You are the only woman in the world whom I could ever think of as a wife. I offer myself to you with a heart completely your own. Tell me that I am not too late; I regret every day that I did not come to the point before you left the Parsonage. Can you fail to have understood my wishes? I have loved none but you.  For you alone, I think and plan. Can you accept the house I mean to fit up for you and the income that will furnish such a second son? I live between hope and agony. I will go to Mansfield, uncertain of my fate.
Edmund Bertram
 Henry Tilney to Catherine:
Henry is never uncertain of Catherine’s affection, so this one is just for fun.

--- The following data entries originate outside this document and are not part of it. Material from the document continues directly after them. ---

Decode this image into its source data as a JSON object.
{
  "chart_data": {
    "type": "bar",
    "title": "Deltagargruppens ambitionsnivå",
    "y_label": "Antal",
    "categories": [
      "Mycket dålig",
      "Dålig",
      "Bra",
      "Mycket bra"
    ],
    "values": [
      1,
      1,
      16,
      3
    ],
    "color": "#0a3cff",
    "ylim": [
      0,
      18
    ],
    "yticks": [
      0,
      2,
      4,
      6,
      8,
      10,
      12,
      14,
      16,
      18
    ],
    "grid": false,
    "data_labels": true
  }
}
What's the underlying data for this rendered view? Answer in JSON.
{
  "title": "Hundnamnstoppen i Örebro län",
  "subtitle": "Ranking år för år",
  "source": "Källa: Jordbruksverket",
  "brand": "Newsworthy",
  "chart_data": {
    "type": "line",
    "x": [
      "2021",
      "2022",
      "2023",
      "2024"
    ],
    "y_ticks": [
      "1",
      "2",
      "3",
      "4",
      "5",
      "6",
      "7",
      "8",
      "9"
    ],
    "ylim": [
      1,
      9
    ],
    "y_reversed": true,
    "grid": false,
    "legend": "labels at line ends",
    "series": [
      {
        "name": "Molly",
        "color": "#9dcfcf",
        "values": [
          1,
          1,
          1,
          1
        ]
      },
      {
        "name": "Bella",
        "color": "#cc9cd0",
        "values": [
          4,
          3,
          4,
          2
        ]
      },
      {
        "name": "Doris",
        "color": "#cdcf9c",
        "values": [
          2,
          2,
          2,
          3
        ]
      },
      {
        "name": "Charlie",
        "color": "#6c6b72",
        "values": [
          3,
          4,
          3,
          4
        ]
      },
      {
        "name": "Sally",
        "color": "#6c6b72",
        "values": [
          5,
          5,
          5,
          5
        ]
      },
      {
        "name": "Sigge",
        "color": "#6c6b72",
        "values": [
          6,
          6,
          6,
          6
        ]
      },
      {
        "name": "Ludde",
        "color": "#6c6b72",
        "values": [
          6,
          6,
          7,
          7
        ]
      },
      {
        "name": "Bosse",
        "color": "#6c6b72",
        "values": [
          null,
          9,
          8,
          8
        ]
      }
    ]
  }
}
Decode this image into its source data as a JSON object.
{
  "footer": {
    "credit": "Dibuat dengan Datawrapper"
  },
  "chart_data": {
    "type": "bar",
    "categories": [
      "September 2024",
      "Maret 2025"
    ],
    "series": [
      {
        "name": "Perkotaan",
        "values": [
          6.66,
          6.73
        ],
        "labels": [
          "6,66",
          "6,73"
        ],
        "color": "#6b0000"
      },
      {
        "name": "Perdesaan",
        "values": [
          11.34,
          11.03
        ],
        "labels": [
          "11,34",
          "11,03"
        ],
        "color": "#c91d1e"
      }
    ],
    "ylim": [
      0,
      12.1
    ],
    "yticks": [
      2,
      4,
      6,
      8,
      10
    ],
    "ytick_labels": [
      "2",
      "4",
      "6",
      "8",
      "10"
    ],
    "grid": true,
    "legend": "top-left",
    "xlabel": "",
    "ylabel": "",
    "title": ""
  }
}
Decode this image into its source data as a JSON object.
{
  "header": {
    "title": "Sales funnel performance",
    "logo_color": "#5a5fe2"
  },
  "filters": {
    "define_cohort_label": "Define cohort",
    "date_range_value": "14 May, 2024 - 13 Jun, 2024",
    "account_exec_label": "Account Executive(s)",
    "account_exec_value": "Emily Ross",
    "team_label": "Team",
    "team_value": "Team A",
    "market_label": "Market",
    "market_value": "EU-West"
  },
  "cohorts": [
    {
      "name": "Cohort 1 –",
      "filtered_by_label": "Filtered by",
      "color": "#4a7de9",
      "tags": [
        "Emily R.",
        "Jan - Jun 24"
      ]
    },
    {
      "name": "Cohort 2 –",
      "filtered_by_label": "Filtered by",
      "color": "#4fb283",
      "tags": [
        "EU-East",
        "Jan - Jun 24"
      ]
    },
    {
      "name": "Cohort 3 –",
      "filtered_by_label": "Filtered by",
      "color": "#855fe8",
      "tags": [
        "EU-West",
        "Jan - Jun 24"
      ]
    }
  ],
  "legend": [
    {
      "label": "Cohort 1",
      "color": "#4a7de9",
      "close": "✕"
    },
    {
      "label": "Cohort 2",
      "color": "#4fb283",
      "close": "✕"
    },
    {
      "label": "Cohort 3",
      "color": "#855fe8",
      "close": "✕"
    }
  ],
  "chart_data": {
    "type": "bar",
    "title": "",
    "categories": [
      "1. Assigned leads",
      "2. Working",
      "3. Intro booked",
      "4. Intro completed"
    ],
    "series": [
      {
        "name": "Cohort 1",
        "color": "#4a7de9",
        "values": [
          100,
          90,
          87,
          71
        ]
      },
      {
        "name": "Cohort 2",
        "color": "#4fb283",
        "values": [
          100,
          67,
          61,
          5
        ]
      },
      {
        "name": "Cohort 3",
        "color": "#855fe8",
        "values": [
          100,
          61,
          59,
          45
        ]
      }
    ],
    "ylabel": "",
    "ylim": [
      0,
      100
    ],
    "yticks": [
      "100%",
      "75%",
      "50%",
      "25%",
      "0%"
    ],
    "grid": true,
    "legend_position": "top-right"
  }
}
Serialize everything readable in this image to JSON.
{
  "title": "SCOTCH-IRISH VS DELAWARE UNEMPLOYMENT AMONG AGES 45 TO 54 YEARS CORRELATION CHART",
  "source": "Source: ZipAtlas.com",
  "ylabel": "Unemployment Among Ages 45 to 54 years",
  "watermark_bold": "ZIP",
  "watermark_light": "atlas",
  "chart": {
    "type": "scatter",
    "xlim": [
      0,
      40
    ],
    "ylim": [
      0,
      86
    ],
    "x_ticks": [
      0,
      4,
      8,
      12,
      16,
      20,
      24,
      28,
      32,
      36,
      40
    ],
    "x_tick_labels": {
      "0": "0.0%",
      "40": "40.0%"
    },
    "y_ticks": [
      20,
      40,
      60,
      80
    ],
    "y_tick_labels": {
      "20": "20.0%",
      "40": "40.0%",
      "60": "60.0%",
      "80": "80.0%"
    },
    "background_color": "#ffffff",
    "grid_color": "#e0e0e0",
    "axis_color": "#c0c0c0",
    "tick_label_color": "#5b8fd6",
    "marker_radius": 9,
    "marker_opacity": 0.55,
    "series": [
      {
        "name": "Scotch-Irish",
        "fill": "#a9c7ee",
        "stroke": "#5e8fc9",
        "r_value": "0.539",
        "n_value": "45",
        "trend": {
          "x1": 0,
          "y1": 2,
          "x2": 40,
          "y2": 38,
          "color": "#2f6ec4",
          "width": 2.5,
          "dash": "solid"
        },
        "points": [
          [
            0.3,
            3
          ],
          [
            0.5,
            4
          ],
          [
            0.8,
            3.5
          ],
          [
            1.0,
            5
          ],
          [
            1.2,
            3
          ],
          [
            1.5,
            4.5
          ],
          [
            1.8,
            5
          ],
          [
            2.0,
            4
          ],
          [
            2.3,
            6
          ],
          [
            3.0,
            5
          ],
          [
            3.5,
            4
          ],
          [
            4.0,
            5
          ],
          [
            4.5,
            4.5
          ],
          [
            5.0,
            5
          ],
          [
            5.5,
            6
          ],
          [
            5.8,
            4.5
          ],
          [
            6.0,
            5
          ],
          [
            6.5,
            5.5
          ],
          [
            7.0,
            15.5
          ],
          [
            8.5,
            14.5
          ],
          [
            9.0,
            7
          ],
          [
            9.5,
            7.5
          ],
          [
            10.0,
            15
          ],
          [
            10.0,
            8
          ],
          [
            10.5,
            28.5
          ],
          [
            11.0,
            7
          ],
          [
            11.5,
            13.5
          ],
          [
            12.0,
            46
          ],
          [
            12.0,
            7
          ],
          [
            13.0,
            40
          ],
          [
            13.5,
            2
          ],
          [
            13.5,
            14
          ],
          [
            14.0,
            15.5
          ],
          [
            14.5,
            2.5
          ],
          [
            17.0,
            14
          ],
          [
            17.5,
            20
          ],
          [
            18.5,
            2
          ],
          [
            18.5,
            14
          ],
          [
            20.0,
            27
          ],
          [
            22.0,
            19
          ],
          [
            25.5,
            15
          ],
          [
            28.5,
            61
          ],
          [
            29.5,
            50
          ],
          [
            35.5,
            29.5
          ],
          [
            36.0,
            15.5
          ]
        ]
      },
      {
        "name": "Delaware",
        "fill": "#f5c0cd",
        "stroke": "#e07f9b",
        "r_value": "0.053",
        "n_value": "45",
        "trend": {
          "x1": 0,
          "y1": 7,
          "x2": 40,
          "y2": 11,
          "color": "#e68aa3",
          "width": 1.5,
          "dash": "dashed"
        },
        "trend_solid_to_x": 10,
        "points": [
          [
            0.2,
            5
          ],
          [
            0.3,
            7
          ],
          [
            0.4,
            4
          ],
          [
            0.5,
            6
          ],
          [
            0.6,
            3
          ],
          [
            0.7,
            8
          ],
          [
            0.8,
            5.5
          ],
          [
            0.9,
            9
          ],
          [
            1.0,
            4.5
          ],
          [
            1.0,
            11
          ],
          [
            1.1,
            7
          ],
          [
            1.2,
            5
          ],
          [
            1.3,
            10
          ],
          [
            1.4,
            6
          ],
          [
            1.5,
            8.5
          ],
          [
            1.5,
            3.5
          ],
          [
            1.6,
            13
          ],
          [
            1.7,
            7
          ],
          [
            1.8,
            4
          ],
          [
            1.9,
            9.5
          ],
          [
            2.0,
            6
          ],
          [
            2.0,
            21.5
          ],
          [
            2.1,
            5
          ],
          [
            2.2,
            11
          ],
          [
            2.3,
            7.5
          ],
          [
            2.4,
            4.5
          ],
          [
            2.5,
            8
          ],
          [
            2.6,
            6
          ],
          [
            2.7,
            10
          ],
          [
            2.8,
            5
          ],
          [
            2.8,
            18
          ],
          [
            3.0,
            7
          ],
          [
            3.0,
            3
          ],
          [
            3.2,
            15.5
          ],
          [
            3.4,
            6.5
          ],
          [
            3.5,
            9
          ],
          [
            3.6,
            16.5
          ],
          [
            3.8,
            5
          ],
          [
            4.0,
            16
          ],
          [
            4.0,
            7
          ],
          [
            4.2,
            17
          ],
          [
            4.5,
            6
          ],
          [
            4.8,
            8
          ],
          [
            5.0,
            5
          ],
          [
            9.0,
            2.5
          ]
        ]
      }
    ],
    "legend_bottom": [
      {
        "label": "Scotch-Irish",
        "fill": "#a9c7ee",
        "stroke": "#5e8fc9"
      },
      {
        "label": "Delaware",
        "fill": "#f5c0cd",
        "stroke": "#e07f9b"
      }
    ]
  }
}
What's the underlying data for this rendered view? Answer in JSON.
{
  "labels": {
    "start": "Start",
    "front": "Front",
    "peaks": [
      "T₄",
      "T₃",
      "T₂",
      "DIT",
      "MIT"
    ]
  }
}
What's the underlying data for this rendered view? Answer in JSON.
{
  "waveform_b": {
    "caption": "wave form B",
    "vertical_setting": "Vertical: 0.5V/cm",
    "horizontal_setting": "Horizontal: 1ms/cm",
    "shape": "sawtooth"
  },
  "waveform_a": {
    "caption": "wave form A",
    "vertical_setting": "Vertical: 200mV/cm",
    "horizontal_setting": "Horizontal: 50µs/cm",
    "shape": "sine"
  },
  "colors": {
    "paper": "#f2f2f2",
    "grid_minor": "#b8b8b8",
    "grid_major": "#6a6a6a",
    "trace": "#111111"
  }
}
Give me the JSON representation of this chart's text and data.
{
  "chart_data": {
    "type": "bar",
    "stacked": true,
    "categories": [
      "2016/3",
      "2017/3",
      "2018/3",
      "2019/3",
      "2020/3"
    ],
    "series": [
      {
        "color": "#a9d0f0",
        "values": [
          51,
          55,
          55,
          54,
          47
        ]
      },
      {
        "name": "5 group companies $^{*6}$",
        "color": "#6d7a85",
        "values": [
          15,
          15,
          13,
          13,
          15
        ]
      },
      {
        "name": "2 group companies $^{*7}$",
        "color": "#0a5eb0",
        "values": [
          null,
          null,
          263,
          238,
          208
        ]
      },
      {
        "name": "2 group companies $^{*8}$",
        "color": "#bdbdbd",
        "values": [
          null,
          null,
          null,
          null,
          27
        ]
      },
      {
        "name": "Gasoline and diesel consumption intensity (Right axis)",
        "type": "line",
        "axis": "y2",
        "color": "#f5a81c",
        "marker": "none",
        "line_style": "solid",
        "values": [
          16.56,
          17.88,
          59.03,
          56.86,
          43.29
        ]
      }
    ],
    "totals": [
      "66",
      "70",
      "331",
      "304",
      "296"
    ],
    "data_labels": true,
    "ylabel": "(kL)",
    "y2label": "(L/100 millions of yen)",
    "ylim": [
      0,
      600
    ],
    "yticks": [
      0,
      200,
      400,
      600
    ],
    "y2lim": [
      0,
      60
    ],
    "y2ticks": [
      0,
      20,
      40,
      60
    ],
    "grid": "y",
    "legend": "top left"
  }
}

Scene: Henry has just arrived at Fullerton and is listening to Catherine argue with her brother (not James, a different one) about whether men or women love the longest. Basically, the same conversation Wentworth overhears Anne and Harville having. He cannot join in because he lost his voice.
Catherine,
I can no longer listen in silence. I need to be a part of this conversation. If only I had not lost my voice! This is agony! I have so many helpful examples to bring to the discussion. You cannot comprehend how disagreeable it is to be silent. I am every instant hearing something for which I have a rebuttal. Why is no one bringing up Romeo and Juliet? That is a true example of how both sexes can feel passionate love. And Cordelia’s love for her father in King Lear, another excellent example of woman’s constancy in the face of opposition. But you just dismissed the Bard’s entire compendium and all literature in general; it could have really helped your argument. More robust than women? Does he not consider what your mother has endured? You know how very highly I think of all the women in the world, especially those with whom I happen to be in company. Never mind, I shall survive. I am capable of not contributing.
I am slightly worried from your manner of speaking that you are doubtful of my love for you. Too good, too modest a creature! Catherine, you alone have brought me to Fullerton (really, what else could?). I am bound to you by both honour and affection. I would not have waited these two hours but that your brother will not leave us alone. I offer myself to you with a heart all your own. You must be made aware, however, that my father does not approve and I have told him my feelings explicitly. That was the cause of my voice failing. For you alone I ranted and stormed.
I know that your heart is mine, but if you wish to assure me of that fact, it can never be repeated too often. I shall sit quietly now, certain of my fate.